Gasoline prices may have hit their summer high and could drop below $4

Gasoline prices may have peaked over the summer and are now heading towards $4 a gallon, but all bets are off if there’s a hurricane or other disruption that pushes gas prices up. much higher oil or compressing the fuel supply.

The national average for unleaded gasoline was $4.467 a gallon on Wednesday; prices have steadily declined from a nationwide high of $5.01 on June 14, according to AAA. Weekly gasoline demand data from the Energy Information Administrationor EIA, suggests drivers have reduced gas mileage and tight supplies are improving.

“I spoke to three major retail chains. … They all said demand over the last three weeks was down 5% or 6% from the same weeks last year,” said Tom Kloza , Head of Global Energy Research at OPIS.

“The most common price in the country starts with a ‘3’ handle, $3.99,” he said. That’s the price some big chains charge in areas where gas prices are lower, and analysts say there’s a psychological appeal to gas under $4.

Prices vary widely across the United States, with drivers in Georgia, for example, paying a relatively low price of $3.98 per gallon, while Californians pay $5.84 for unleaded, according to AAA.

Clearly, high prices have affected driver demand, but there may also be other factors at work, analysts say.

“I think it’s a combination of Covid and continuing to work from home,” Kloza said. Concerns about a recession also kept oil prices capped. But Kloza warns gasoline prices could rise to $5 later this year based on a number of factors.

On the one hand, Europe is expected to stop using Russian oil by the end of the year, and analysts fear this will put upward pressure on crude and fuel prices.

“If there are no incidents, problems with refineries in terms of outages or hurricanes, then yes,” gasoline prices will go down, Kloza said. “Crude oil inventories are about 152 million barrels behind last year. You might see crude prices take off, or maybe not. I don’t consider that a clear coast, but you will have a lot of people who will.”

Not since the 1970s have consumers been hammered by rising energy prices while the prices of other goods and services have risen sharply. Energy inflation can be explained nearly half of June’s 9.1% rise in the consumer price index.

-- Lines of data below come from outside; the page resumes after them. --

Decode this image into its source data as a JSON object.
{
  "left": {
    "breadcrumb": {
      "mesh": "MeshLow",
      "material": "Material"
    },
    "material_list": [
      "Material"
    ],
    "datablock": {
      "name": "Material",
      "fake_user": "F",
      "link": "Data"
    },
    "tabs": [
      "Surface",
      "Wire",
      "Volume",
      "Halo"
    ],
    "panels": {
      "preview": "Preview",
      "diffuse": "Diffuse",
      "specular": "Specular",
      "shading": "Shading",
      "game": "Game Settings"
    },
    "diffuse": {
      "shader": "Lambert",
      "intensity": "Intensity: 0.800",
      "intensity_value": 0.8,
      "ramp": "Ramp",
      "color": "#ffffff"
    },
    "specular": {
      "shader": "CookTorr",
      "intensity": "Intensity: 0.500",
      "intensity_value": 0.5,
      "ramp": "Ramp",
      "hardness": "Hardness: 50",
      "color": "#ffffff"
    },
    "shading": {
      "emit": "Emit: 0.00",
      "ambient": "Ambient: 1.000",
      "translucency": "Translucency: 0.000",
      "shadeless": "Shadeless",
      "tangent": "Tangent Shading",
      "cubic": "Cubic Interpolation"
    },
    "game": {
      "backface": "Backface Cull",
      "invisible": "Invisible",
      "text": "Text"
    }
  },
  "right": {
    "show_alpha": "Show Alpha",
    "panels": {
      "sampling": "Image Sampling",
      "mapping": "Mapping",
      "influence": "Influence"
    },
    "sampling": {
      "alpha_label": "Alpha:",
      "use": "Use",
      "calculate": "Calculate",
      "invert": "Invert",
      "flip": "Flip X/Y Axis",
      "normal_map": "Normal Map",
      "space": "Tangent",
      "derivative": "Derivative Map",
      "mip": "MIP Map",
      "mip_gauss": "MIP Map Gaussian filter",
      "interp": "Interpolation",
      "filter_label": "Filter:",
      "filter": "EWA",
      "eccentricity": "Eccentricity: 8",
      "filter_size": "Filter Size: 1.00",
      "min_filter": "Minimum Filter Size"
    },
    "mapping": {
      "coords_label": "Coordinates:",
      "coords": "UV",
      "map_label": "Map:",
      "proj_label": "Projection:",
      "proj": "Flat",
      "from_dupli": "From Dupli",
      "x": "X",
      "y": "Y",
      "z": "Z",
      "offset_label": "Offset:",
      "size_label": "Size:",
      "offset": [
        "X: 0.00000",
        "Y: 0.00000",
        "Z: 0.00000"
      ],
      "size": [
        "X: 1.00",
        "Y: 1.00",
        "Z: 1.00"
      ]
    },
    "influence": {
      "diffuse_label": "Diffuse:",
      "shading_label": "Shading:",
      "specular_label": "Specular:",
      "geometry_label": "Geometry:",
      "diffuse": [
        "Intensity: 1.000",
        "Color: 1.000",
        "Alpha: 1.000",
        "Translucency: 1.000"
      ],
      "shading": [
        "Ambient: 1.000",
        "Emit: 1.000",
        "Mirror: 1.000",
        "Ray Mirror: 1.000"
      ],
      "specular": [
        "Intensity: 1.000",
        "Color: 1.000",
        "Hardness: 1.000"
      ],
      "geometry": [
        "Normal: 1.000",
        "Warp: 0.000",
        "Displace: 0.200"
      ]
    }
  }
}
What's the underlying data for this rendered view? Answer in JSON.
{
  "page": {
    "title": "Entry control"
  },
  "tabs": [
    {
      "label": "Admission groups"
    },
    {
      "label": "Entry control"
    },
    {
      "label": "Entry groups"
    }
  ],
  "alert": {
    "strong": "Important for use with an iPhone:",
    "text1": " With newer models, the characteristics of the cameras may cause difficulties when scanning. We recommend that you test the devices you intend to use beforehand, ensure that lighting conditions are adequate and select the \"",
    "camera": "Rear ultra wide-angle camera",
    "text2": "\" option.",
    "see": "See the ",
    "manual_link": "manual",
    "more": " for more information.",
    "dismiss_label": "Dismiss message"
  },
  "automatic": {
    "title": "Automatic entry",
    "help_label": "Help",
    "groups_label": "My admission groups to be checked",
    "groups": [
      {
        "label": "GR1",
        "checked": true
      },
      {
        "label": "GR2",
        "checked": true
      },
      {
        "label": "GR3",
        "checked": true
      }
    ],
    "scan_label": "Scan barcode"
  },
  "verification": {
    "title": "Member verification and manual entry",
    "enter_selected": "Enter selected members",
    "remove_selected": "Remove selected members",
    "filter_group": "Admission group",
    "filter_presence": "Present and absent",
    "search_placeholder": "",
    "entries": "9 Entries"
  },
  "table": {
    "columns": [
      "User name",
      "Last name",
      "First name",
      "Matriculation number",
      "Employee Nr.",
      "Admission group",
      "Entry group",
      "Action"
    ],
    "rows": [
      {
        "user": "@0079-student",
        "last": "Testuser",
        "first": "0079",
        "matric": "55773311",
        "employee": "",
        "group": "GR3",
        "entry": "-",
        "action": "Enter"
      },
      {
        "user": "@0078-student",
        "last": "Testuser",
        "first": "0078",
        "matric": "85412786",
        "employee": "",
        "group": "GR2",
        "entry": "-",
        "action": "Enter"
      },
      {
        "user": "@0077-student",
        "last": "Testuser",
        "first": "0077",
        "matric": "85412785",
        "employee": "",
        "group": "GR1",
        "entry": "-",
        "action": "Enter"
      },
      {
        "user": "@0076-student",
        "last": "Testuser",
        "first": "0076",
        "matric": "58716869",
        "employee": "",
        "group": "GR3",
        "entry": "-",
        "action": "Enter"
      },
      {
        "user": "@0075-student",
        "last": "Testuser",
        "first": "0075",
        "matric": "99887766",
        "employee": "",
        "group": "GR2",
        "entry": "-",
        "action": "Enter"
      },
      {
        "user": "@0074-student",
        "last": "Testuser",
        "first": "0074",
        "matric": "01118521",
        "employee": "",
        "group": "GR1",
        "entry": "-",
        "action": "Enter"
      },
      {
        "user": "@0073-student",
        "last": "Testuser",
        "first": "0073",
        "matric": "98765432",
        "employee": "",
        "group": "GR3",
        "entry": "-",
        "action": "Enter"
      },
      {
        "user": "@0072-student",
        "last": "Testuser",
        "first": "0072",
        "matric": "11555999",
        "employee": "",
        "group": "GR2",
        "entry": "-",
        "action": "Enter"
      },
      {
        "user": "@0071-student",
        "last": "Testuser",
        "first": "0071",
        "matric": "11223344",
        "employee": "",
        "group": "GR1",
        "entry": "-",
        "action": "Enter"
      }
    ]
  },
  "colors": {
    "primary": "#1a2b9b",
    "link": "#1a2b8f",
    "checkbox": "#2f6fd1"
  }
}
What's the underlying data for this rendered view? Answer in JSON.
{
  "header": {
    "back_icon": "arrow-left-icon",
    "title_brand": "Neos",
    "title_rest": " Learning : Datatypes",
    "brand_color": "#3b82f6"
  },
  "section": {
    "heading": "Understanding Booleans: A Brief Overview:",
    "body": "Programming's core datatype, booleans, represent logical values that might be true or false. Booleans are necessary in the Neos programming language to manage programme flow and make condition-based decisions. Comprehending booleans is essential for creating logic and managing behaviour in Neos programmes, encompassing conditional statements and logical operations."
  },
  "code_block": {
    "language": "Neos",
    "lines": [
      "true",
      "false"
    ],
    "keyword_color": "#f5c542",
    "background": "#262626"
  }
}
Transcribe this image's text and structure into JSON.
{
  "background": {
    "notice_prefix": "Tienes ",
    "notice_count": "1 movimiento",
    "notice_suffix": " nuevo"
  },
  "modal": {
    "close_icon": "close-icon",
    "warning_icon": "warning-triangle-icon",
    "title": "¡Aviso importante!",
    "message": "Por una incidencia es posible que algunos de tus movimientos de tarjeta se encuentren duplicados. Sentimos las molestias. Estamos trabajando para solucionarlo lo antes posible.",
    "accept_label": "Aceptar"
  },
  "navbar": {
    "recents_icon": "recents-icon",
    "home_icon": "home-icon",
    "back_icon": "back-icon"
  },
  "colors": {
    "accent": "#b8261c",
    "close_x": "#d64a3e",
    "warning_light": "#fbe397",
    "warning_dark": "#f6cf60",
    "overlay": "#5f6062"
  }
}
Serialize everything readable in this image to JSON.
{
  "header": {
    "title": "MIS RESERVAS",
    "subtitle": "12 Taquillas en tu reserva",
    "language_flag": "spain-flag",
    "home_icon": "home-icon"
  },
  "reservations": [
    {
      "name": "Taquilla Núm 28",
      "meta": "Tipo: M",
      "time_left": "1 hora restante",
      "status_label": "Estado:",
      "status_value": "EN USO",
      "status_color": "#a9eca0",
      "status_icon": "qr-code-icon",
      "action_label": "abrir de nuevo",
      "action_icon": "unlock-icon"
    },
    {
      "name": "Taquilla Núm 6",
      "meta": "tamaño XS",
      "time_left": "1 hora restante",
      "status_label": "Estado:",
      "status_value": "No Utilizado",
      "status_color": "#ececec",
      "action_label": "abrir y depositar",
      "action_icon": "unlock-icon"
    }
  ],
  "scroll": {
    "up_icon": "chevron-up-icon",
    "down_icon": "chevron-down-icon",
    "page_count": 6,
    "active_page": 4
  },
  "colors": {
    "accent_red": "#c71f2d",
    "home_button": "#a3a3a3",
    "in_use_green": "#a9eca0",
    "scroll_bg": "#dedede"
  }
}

“With these higher prices across the board, people are being hit left, right and center. Discretionary conduct is just filed for now,” said Again Capital partner John Kilduff.

Oil prices are a big factor in gasoline prices, and crude has rallied recently after West Texas Intermediate crude fell into the low $90s a barrel this month. WTI futures were at $103.45 a barrel on Wednesday afternoon, down about 0.7%, according to the weekly gasoline demand decline report.

According to the EIA, gasoline demand was 8.5 million barrels per day last week, compared to 8.1 million barrels the previous week. Meanwhile, the four-week average was 8.7 million barrels per day, down from 9.3 million barrels a year earlier. Kilduff said pre-Covid demand would have been 9.5 million barrels per day or more at this time of year.

Analysts initially questioned the report showing such weak demand during Independence Day week and attributed it to possible data collection difficulties during the holiday period.

“It’s going down two weeks in a row. It’s starting to look like a reliable trend,” Kilduff said.

Patrick DeHaan, head of oil analysis at Gas Buddy, notes that gasoline stocks have also rebounded. Gasoline inventories rose by 3.5 million barrels last week to a total of 228.4 million barrels, according to the EIA.

“We’re still a little tighter on supply than I would like for hurricane season, but we’ve seen gasoline inventories build up now in four of the last five weeks,” DeHaan said. He said that should drive down RBOB gasoline futures, which represent the expected price of gasoline in New York Harbor.

RBOB futures were down 0.7% on Wednesday afternoon, trading at around $3.28 a gallon.

“I still think it’s a possibility that we get $3.99 nationwide [by mid-August]”, DeHaan said. “It can certainly be derailed by unplanned shutdowns, better-than-expected economic data and hurricanes.”

DeHaan said the concern is that a severe hurricane will hit Gulf Coast production and refining centers in Texas and Louisiana. Refineries operated at full capacity, although utilization fell to 93.7% last week, down 1.2 percentage points.

DeHaan said the drop in demand could be something of an anomaly, and he speculated it could be caused by gas stations delaying orders, waiting for even lower prices.

“I think Labor Day might end up being the cheapest summer vacation at the pump,” DeHaan said. “We may have expectations of what shows up in the economic data, but we have no expectations of what happens in the Atlantic or the tropics. The wildcard this year is hurricane season. … If we get a Harvey or an Ida shutting down oil and gas production, we could get back to record highs. We’re not safe.

In late May, JPMorgan predicted gasoline could hit $6.20 a gallon by the end of the summer.